The seasonally adjusted General Composite Purchasing Manager’s Index improved slightly by 2.8 points on the month to 51.1 in January, according to data from Caixin.

Prices of iron ore and coking coal have remained high while finished steel prices have fallen by 2%-3% since the end of January. This has resulted in domestic HRC margins falling to minus $22/mt and rebar to minus $10.85/mt by February 7, according to S&P Global’s China mill margin model.

“We’ve seen a recent uptick in iron ore and steel prices on the back of positive China housing price data for January. However, we think the property sector will continue to be a drag on steel demand this year and see steel consumption from property down almost 6% on year,” said Paul Bartholomew, lead metals analyst at S&P Global.

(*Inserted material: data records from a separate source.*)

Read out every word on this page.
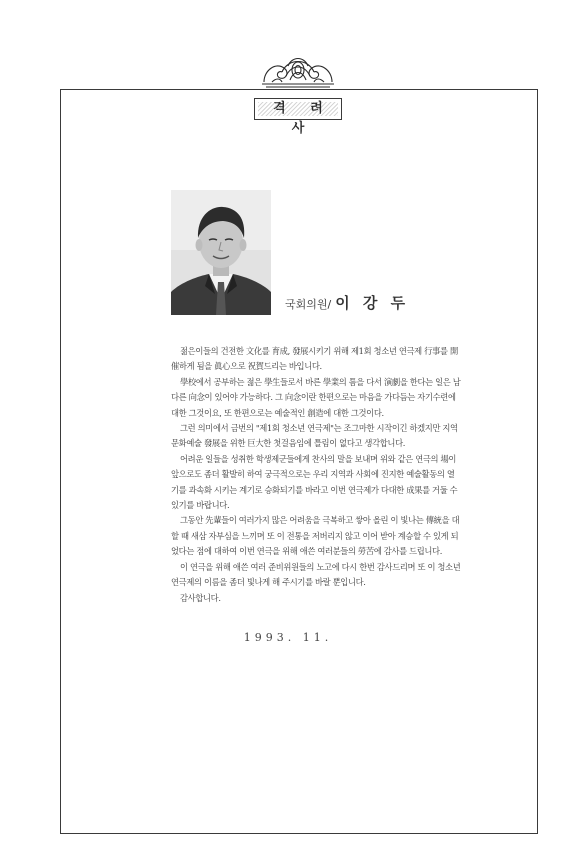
격 려 사
국회의원/ 이 강 두

젊은이들의 건전한 文化를 育成, 發展시키기 위해 제1회 청소년 연극제 行事를 開催하게 됨을 眞心으로 祝賀드리는 바입니다.

學校에서 공부하는 젊은 學生들로서 바른 學業의 틈을 다서 演劇을 한다는 일은 남다른 向念이 있어야 가능하다. 그 向念이란 한편으로는 마음을 가다듬는 자기수련에 대한 그것이요, 또 한편으로는 예술적인 創造에 대한 그것이다.

그런 의미에서 금번의 "제1회 청소년 연극제"는 조그마한 시작이긴 하겠지만 지역문화예술 發展을 위한 巨大한 첫걸음임에 틀림이 없다고 생각합니다.

어려운 일들을 성취한 학생제군들에게 찬사의 말을 보내며 위와 같은 연극의 場이 앞으로도 좀더 활발히 하여 궁극적으로는 우리 지역과 사회에 진지한 예술활동의 열기를 과속화 시키는 계기로 승화되기를 바라고 이번 연극제가 다대한 成果를 거둘 수 있기를 바랍니다.

그동안 先輩들이 여러가지 많은 어려움을 극복하고 쌓아 올린 이 빛나는 傳統을 대할 때 새삼 자부심을 느끼며 또 이 전통을 저버리지 않고 이어 받아 계승할 수 있게 되었다는 점에 대하여 이번 연극을 위해 애쓴 여러분들의 勞苦에 감사를 드립니다.

이 연극을 위해 애쓴 여러 준비위원들의 노고에 다시 한번 감사드리며 또 이 청소년 연극제의 이름을 좀더 빛나게 해 주시기를 바랄 뿐입니다.

감사합니다.

1993. 11.
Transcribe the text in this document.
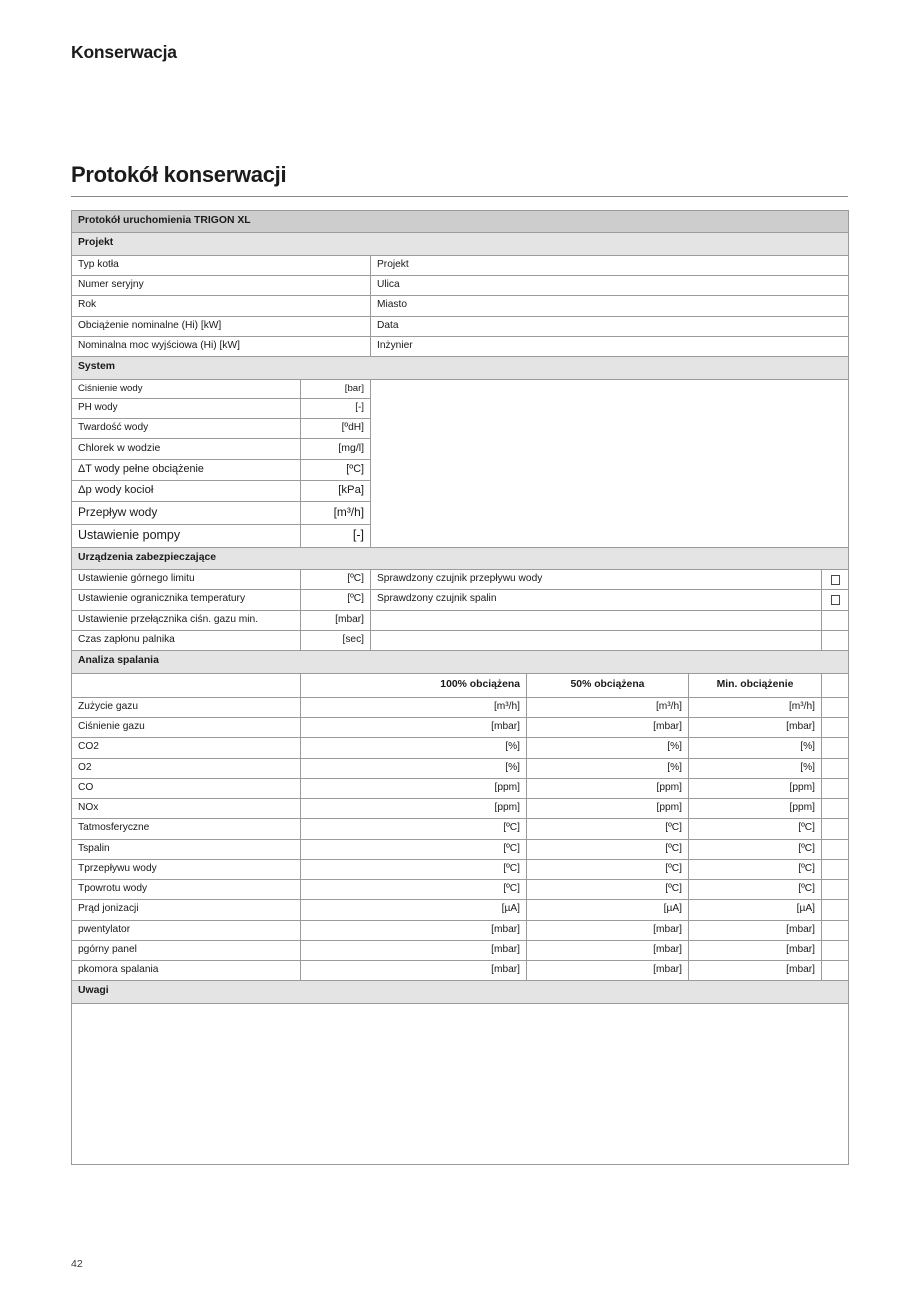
Konserwacja
Protokół konserwacji
Protokół uruchomienia TRIGON XL					

Projekt					

Typ kotła		Projekt			

Numer seryjny		Ulica			

Rok		Miasto			

Obciążenie nominalne (Hi) [kW]		Data			

Nominalna moc wyjściowa (Hi) [kW]		Inżynier			

System					

Ciśnienie wody	[bar]				

PH wody	[-]				

Twardość wody	[ºdH]				

Chlorek w wodzie	[mg/l]				

ΔT wody pełne obciążenie	[ºC]				

Δp wody kocioł	[kPa]				

Przepływ wody	[m³/h]				

Ustawienie pompy	[-]				

Urządzenia zabezpieczające					

Ustawienie górnego limitu	[ºC]	Sprawdzony czujnik przepływu wody			

Ustawienie ogranicznika temperatury	[ºC]	Sprawdzony czujnik spalin			

Ustawienie przełącznika ciśn. gazu min.	[mbar]				

Czas zapłonu palnika	[sec]				

Analiza spalania					

	100% obciążena		50% obciążena	Min. obciążenie	

Zużycie gazu	[m³/h]		[m³/h]	[m³/h]	

Ciśnienie gazu	[mbar]		[mbar]	[mbar]	

CO2	[%]		[%]	[%]	

O2	[%]		[%]	[%]	

CO	[ppm]		[ppm]	[ppm]	

NOx	[ppm]		[ppm]	[ppm]	

Tatmosferyczne	[ºC]		[ºC]	[ºC]	

Tspalin	[ºC]		[ºC]	[ºC]	

Tprzepływu wody	[ºC]		[ºC]	[ºC]	

Tpowrotu wody	[ºC]		[ºC]	[ºC]	

Prąd jonizacji	[µA]		[µA]	[µA]	

pwentylator	[mbar]		[mbar]	[mbar]	

pgórny panel	[mbar]		[mbar]	[mbar]	

pkomora spalania	[mbar]		[mbar]	[mbar]	

Uwagi					

42
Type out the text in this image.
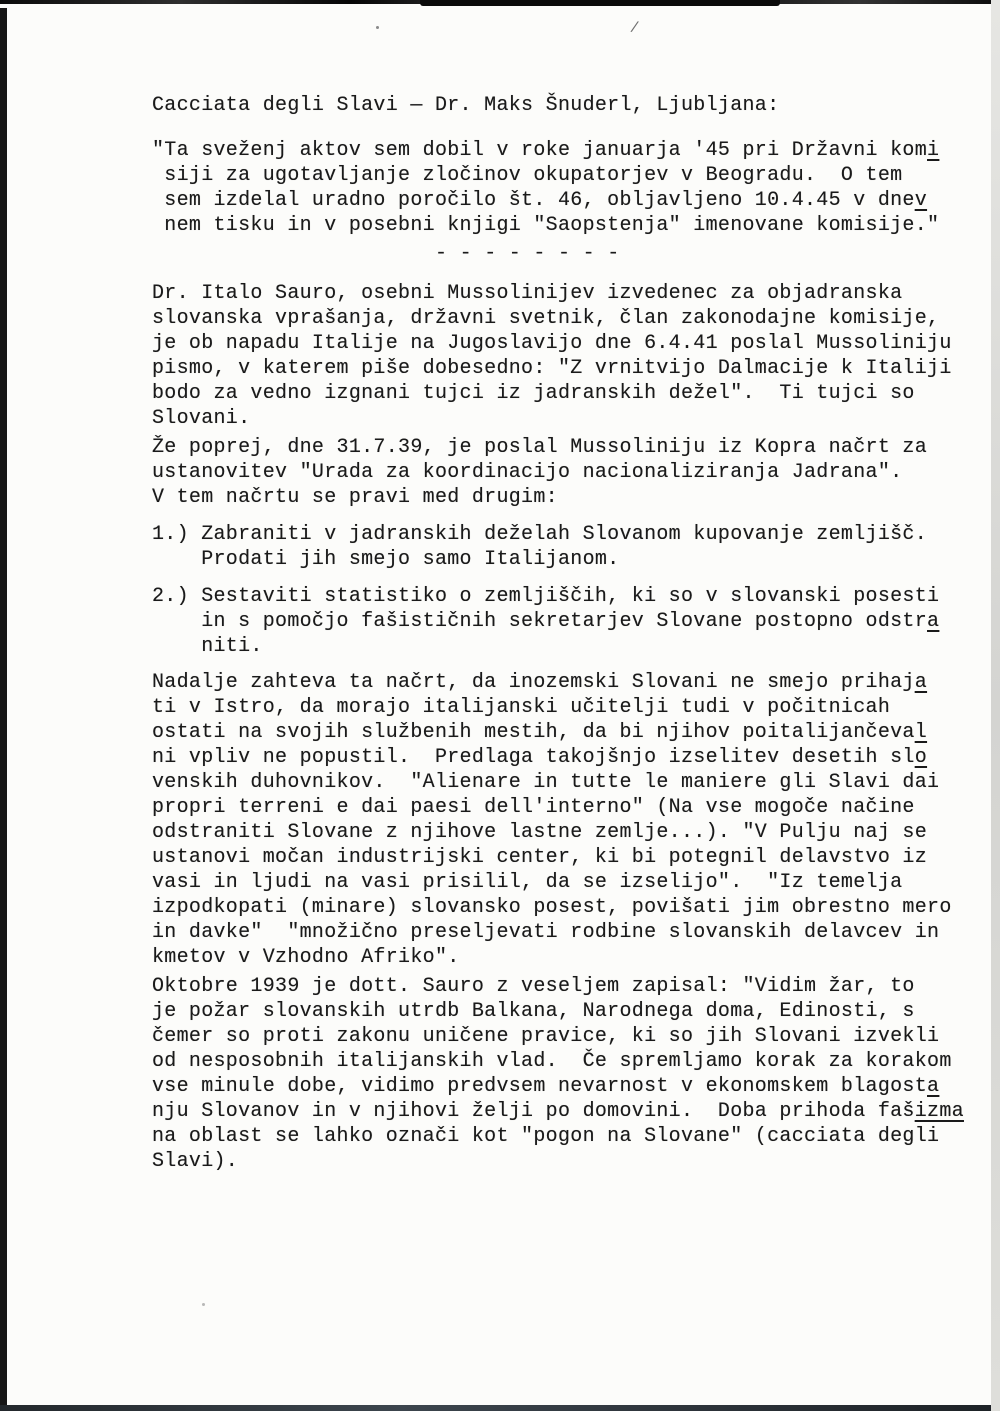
/
Cacciata degli Slavi — Dr. Maks Šnuderl, Ljubljana:
"Ta sveženj aktov sem dobil v roke januarja '45 pri Državni komi
siji za ugotavljanje zločinov okupatorjev v Beogradu.  O tem
sem izdelal uradno poročilo št. 46, obljavljeno 10.4.45 v dnev
nem tisku in v posebni knjigi "Saopstenja" imenovane komisije."
- - - - - - - -
Dr. Italo Sauro, osebni Mussolinijev izvedenec za objadranska
slovanska vprašanja, državni svetnik, član zakonodajne komisije,
je ob napadu Italije na Jugoslavijo dne 6.4.41 poslal Mussoliniju
pismo, v katerem piše dobesedno: "Z vrnitvijo Dalmacije k Italiji
bodo za vedno izgnani tujci iz jadranskih dežel".  Ti tujci so
Slovani.
Že poprej, dne 31.7.39, je poslal Mussoliniju iz Kopra načrt za
ustanovitev "Urada za koordinacijo nacionaliziranja Jadrana".
V tem načrtu se pravi med drugim:
1.) Zabraniti v jadranskih deželah Slovanom kupovanje zemljišč.
Prodati jih smejo samo Italijanom.
2.) Sestaviti statistiko o zemljiščih, ki so v slovanski posesti
in s pomočjo fašističnih sekretarjev Slovane postopno odstra
niti.
Nadalje zahteva ta načrt, da inozemski Slovani ne smejo prihaja
ti v Istro, da morajo italijanski učitelji tudi v počitnicah
ostati na svojih službenih mestih, da bi njihov poitalijančeval
ni vpliv ne popustil.  Predlaga takojšnjo izselitev desetih slo
venskih duhovnikov.  "Alienare in tutte le maniere gli Slavi dai
propri terreni e dai paesi dell'interno" (Na vse mogoče načine
odstraniti Slovane z njihove lastne zemlje...). "V Pulju naj se
ustanovi močan industrijski center, ki bi potegnil delavstvo iz
vasi in ljudi na vasi prisilil, da se izselijo".  "Iz temelja
izpodkopati (minare) slovansko posest, povišati jim obrestno mero
in davke"  "množično preseljevati rodbine slovanskih delavcev in
kmetov v Vzhodno Afriko".
Oktobre 1939 je dott. Sauro z veseljem zapisal: "Vidim žar, to
je požar slovanskih utrdb Balkana, Narodnega doma, Edinosti, s
čemer so proti zakonu uničene pravice, ki so jih Slovani izvekli
od nesposobnih italijanskih vlad.  Če spremljamo korak za korakom
vse minule dobe, vidimo predvsem nevarnost v ekonomskem blagosta
nju Slovanov in v njihovi želji po domovini.  Doba prihoda fašizma
na oblast se lahko označi kot "pogon na Slovane" (cacciata degli
Slavi).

“At this stage, we see China domestic rebar prices down 5% this year and hot-rolled coil down by 2.5%,” he added.

According to analysts at S&P Global, China’s crude steel production is expected to fall by 1.1% year on year to around 1 billion mt in 2023.

India striking a balance

The Indian outlook has been relatively positive compared to its Asian peers with New Delhi emphasizing on infrastructural development, which is expected to boost steel demand.

India’s finance ministry is raising the capital outlay for the steel sector for the financial year 2023-24, that starts April 1, by 21.5% on the year to Rupee 701.5 million ($8.8 million).

Domestic steel costs have also increased steadily as mills raised offer prices, although buyers have had a hard time accepting the price hikes.

The price of domestic HRC increased from $680/mt ex-works Mumbai levels in January to $ 725.49/mt ex-works Mumbai Feb. 7, according to Platts data. India’s HRC increased from Rupees 56,500/mt basis ex-works Mumbai in the first week of January this year to Rupees 61,000/mt ex-works Mumbai levels on Feb. 6 and then softened to Rupee 60,000/mt ex-works Mumbai-levels on Feb. 28,according to Platts data.

To offset the lower margins from domestic sales, steel mills in India have now been on the lookout for opportunities to export to Europe.

“Indian mills can manage their margins as they are getting better prices from exports to Europe now compared to their domestic prices,” an international trader said.

According to sources, deals concluded in February for base grade S235JR HRC were heard at $780/mt CFR Italy levels for April shipments.